Have you ever thought about how you learned to make sense of other people’s thoughts and emotions? How you learned to share your thoughts and emotions with others? Can you remember a time when, as a child, you wanted to play with someone and first had to come to an agreement about rules and roles.
In your first assigned reading for this week, Chapter 3 of the Smidt text, you learned about the principle of intersubjectivity, and how the capacity for intersubjectivity facilitates children’s inherent desire to make sense of the intentions and emotions of others. In Chapter 4, you studied the significant role of play in children’s growth, development, and learning. Through this Discussion, you will have an opportunity to explore the link between intersubjectivity and play.

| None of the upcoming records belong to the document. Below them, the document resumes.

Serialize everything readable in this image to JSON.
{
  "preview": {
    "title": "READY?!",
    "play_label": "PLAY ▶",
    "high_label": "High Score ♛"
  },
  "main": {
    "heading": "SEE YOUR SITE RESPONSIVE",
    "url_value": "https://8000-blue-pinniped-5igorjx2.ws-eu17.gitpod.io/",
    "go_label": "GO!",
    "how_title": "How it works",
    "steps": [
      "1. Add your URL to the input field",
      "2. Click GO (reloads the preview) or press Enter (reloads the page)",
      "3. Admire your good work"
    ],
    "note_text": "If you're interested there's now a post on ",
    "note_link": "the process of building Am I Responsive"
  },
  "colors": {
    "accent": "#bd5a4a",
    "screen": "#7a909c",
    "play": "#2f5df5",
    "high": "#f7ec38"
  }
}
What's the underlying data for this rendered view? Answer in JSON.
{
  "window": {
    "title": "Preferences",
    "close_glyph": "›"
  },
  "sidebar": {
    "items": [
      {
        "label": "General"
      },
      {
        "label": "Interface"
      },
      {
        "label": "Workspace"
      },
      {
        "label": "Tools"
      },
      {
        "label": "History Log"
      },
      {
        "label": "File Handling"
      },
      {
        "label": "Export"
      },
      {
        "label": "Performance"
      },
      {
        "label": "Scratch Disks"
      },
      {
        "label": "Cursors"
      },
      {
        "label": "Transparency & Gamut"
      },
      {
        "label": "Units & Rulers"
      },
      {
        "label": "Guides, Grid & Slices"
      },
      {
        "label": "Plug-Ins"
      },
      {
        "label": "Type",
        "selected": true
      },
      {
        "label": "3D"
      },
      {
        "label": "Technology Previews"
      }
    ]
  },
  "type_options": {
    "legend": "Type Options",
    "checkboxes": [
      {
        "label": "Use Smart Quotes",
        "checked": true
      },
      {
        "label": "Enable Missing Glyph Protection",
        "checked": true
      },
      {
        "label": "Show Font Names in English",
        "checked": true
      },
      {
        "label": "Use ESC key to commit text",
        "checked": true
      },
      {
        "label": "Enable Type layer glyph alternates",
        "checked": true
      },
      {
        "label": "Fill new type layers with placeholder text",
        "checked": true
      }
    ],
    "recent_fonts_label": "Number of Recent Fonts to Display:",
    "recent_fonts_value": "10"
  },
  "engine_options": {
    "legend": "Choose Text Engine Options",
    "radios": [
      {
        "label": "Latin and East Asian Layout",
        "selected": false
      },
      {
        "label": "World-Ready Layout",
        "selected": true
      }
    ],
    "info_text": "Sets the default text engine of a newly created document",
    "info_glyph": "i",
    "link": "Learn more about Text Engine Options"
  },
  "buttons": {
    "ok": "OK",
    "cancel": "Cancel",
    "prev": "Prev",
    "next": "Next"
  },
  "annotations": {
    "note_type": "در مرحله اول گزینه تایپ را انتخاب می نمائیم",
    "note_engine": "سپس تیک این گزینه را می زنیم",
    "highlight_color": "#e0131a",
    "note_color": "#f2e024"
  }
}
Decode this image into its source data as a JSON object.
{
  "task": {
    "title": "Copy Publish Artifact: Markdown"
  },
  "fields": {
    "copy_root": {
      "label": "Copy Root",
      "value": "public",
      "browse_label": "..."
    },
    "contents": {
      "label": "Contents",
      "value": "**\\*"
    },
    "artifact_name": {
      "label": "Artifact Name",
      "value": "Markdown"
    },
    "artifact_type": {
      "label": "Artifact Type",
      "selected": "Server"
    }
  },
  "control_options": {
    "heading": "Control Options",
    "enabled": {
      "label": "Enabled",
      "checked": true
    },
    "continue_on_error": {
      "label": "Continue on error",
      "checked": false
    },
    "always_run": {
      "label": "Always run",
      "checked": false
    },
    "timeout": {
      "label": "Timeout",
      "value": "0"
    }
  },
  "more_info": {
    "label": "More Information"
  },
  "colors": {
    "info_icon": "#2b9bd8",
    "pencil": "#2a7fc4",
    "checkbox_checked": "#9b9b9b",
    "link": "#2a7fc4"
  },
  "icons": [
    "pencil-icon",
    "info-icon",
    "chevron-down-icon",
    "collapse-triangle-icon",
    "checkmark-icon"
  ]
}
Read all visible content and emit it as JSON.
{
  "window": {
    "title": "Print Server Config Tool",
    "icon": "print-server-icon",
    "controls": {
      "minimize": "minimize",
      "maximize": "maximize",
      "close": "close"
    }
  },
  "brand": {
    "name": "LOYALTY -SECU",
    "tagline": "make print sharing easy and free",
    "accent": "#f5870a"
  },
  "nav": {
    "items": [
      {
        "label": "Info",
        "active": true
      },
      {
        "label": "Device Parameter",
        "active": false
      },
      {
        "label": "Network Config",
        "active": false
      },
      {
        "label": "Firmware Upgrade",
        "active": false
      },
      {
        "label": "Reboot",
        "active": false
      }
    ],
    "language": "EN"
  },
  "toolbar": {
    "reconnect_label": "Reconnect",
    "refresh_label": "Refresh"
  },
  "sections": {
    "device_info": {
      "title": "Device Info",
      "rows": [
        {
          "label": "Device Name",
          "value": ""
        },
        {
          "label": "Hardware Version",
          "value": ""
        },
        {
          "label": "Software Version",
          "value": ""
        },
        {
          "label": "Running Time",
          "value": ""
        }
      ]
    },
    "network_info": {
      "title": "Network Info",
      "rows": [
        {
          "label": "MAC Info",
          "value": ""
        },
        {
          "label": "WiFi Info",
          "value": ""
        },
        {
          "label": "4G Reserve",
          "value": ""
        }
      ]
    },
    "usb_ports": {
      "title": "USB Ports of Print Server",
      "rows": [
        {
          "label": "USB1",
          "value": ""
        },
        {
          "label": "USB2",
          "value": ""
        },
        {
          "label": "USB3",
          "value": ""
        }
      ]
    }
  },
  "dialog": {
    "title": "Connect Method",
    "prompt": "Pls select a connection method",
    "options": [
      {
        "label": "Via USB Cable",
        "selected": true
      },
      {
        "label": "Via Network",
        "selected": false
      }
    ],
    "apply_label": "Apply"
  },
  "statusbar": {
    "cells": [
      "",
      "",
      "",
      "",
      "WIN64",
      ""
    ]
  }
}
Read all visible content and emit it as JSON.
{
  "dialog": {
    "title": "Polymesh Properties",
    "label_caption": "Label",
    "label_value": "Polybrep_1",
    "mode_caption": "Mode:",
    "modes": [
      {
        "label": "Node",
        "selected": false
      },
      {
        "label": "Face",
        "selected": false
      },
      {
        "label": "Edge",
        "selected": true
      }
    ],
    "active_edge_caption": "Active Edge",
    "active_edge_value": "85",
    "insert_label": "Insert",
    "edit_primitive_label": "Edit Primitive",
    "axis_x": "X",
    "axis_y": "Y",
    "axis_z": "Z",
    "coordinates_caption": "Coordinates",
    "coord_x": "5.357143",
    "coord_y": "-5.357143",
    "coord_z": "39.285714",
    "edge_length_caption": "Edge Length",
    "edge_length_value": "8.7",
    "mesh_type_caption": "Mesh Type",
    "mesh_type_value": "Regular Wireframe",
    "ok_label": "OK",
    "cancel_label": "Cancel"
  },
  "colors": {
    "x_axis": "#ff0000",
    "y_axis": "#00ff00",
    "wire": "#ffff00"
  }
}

In preparation for this Discussion:
- Review the assigned readings for this week.
- Focus on the meaning of “primary intersubjectivity” and “secondary intersubjectivity.”
- Review the various types of play behavior and look for examples of intersubjectivity.
By Day 3
Post your response to the following:
- Describe three examples of play behavior that illustrate the presence of intersubjectivity in children’s play.
- Summarize the ways intersubjectivity manifests itself in each of the three examples.
- Briefly state any new insights you gained, or ideas you developed, as a result of your readings about children’s construction of meaning and about intersubjectivity.